= Xi Wang =

Chinese composer

Xi Wang (奚望 (Xī Wàng); born 1978) is a Chinese composer based in the United States. A 2024 Guggenheim Fellow, she is Professor of Music Composition and Theory at the Meadows School of the Arts.
==Biography==
Xi Wang was born in 1978 in China. She began studying music when she was five, eventually culminating in her admission to the Shanghai Conservatory of Music, where she obtained her Bachelor of Music degree. In 2001, she emigrated to the United States, where she obtained her Master of Music degree at the University of Missouri–Kansas City, and she continued her graduate studies at Cornell University, where she obtained her Doctor of Musical Arts degree and won the 2006–2007 Robbins Family Prize in Music Composition. In 2009, she became part of the faculty of Southern Methodist University, where she eventually became Professor of Music Composition and Theory at the Meadows School of the Arts.

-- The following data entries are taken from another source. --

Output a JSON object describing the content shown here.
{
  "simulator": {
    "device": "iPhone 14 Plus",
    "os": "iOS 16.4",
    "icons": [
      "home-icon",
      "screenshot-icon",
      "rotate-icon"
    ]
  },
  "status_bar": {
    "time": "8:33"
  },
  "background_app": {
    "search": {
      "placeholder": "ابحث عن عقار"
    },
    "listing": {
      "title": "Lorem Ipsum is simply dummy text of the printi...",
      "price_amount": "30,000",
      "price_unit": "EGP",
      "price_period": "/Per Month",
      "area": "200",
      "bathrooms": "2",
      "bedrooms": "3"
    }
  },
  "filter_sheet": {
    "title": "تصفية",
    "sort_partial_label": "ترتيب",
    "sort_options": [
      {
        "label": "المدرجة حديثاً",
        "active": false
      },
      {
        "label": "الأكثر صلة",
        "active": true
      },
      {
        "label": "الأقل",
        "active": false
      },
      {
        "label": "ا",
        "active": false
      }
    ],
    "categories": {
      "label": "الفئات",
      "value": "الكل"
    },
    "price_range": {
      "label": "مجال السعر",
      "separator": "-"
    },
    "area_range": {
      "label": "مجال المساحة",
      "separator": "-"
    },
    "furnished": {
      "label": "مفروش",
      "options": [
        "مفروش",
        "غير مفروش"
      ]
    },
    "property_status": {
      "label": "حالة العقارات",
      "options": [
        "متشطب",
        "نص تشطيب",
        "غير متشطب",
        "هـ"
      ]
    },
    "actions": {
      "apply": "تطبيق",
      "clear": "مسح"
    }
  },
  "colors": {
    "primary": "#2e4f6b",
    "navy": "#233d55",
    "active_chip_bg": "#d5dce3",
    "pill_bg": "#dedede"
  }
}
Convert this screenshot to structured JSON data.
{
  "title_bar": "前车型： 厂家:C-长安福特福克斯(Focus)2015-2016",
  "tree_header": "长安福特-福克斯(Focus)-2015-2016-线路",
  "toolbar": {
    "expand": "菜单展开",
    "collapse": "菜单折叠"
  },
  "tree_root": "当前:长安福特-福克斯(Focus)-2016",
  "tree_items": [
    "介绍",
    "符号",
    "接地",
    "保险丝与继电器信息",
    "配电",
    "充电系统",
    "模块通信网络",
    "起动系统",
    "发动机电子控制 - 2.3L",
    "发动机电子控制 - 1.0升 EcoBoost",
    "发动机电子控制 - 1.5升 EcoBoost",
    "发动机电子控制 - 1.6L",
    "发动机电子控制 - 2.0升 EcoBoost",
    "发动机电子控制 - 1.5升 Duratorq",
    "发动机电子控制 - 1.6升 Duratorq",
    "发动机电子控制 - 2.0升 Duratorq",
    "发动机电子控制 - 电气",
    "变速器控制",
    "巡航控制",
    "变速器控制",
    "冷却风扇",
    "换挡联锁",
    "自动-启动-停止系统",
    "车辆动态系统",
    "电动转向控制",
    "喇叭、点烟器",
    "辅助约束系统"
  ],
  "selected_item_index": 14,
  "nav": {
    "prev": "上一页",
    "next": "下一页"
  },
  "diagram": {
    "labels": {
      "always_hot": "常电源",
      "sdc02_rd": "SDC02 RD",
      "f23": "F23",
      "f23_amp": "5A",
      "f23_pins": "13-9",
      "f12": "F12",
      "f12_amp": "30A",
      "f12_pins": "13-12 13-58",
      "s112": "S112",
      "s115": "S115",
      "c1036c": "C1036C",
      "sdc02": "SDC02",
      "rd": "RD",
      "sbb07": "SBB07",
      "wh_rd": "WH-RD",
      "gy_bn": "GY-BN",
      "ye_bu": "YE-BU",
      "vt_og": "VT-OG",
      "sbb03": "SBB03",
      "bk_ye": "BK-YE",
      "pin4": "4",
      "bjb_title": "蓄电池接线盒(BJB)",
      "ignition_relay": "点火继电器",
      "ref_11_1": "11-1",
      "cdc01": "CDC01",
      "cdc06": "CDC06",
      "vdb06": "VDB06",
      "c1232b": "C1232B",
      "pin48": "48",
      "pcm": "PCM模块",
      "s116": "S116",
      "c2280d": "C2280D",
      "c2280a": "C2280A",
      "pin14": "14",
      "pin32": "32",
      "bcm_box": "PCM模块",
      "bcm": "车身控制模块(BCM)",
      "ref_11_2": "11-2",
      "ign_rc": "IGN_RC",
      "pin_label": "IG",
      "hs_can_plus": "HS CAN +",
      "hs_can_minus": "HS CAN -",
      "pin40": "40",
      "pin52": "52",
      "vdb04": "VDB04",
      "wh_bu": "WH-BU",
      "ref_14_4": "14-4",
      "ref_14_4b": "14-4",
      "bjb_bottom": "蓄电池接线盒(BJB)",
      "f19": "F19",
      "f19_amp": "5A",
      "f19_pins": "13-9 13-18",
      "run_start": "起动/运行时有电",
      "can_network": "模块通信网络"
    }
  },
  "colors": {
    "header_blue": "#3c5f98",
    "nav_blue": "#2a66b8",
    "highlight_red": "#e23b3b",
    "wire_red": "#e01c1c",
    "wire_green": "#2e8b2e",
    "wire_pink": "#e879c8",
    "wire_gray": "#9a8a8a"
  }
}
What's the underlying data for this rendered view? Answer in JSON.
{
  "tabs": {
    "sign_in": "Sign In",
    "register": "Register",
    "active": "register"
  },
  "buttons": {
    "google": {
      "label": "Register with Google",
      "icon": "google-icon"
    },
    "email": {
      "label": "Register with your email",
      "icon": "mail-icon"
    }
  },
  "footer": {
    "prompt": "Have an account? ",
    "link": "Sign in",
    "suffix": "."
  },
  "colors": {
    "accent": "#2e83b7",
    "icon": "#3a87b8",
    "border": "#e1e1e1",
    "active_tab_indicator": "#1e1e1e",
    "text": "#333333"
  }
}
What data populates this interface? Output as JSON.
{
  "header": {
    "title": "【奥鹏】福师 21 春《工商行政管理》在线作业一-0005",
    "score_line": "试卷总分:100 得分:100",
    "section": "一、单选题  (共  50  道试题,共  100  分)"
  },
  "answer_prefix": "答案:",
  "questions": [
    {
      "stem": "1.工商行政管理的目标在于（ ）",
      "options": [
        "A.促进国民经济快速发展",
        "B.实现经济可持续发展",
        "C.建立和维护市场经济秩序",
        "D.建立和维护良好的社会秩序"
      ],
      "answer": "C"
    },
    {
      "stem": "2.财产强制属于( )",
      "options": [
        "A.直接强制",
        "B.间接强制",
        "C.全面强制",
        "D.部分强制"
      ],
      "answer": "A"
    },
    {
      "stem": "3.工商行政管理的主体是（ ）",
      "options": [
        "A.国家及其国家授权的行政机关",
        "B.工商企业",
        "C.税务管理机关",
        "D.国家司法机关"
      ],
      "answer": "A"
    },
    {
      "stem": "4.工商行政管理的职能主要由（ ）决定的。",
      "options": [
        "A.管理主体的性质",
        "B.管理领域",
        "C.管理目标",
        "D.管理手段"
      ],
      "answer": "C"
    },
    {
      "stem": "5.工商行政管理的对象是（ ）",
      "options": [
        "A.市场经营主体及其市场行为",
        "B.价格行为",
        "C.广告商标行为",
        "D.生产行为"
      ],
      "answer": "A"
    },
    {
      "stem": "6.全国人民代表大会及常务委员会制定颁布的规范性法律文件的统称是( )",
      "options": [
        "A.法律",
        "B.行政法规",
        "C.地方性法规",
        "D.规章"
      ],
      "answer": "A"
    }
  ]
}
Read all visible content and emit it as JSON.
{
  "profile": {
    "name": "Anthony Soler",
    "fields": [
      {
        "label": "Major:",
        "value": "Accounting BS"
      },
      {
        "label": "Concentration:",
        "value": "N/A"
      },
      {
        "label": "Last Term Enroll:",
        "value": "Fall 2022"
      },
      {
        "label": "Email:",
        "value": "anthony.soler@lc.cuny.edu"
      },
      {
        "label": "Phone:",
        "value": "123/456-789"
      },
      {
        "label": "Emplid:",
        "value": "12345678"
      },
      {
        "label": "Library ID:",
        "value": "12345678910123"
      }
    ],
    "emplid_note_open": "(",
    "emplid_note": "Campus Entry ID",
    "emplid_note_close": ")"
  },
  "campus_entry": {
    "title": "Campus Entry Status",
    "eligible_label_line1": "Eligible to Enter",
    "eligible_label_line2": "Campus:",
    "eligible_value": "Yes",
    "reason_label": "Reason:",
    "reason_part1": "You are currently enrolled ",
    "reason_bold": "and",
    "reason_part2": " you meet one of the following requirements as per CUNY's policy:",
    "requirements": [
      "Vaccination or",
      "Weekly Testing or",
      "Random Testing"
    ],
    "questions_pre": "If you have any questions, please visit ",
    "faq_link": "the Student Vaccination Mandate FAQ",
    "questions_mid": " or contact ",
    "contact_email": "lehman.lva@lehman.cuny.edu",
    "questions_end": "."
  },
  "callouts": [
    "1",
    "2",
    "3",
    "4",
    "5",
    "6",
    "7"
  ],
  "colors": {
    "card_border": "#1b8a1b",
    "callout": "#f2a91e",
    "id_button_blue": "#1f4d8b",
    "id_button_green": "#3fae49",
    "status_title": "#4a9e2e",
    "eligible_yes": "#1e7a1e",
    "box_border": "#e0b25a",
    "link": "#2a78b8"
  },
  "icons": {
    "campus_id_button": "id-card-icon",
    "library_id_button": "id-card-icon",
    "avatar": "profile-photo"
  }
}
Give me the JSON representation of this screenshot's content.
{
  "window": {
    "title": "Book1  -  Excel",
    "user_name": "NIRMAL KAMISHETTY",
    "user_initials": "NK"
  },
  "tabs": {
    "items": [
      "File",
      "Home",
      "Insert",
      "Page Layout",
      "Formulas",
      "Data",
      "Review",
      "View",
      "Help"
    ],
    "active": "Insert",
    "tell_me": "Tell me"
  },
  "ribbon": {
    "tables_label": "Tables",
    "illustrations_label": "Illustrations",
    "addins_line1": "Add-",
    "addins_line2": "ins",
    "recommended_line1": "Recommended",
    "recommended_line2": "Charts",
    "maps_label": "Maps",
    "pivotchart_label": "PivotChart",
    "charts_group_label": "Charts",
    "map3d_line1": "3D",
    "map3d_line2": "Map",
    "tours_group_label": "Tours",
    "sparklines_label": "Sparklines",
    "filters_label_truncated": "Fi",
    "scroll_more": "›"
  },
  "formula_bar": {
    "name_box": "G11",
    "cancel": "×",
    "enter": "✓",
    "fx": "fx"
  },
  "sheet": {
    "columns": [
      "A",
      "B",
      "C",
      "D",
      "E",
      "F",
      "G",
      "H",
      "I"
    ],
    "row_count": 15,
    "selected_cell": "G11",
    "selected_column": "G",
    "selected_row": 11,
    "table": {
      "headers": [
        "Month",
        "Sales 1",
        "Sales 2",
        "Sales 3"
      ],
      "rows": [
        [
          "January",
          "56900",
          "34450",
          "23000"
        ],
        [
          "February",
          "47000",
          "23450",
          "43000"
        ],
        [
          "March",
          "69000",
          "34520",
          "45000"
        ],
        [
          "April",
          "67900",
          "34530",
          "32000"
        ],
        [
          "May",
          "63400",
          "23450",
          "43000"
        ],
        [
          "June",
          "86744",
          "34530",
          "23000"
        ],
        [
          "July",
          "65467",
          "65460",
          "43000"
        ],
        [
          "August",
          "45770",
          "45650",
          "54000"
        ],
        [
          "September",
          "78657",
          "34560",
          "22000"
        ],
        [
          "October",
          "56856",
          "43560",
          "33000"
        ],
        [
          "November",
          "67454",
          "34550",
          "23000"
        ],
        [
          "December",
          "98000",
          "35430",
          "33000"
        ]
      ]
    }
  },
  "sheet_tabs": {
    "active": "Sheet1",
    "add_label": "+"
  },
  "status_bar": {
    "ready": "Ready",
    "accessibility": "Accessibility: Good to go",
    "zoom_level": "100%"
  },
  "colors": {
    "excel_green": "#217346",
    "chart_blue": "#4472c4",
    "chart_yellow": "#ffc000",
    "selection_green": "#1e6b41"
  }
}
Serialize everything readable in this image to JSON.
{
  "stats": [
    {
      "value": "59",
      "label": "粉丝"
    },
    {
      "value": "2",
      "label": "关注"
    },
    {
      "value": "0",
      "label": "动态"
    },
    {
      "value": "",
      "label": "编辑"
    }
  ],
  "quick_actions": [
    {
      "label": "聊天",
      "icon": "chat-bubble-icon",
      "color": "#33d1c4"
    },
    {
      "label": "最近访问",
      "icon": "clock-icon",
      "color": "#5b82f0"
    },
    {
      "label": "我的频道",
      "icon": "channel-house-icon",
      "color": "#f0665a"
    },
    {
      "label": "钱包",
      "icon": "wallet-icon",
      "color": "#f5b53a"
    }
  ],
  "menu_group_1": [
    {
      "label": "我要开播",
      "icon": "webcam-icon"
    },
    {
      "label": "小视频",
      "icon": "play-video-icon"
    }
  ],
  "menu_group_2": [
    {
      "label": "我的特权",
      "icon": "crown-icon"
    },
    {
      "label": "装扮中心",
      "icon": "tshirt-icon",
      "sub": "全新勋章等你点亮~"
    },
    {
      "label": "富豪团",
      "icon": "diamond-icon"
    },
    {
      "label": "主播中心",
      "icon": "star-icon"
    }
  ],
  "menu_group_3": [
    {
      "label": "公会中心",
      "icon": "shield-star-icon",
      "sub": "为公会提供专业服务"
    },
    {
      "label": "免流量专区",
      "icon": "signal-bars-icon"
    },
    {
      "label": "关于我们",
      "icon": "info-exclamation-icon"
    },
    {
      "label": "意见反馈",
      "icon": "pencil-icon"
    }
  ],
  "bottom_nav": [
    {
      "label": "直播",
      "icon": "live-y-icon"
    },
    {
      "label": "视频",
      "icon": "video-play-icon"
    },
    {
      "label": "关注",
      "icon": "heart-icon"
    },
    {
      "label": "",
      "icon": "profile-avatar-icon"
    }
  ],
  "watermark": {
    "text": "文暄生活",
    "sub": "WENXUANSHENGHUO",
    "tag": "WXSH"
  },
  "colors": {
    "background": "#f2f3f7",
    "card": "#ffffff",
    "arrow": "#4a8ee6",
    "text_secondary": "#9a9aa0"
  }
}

In addition to teaching, she also works as a composer and pianist, with her genre being Asian-Western fusion music. In 2015, her composition Tibet Fantasia, one of many inspired by Tibetan music, premiered at Dallas City Performance Hall with the cooperation of local music ensemble Voices of Change. Another composition, Year 2020 (2024), was inspired by the COVID-19 pandemic. She also works as a conductor for composition premieres, including on her own works.

In 2011, she was a MacDowell Colony Fellow in Music Composition. She won the 2012 Charles Ives Fellowship. In 2024, she was appointed a Guggenheim Fellow; she later announced that she would study Tibetan culture and music as part of a research trip there as part of the Fellowship.

Xi is based in the Dallas–Fort Worth metroplex. Xi prefers the Chinese tradition of placing the surname before the given name.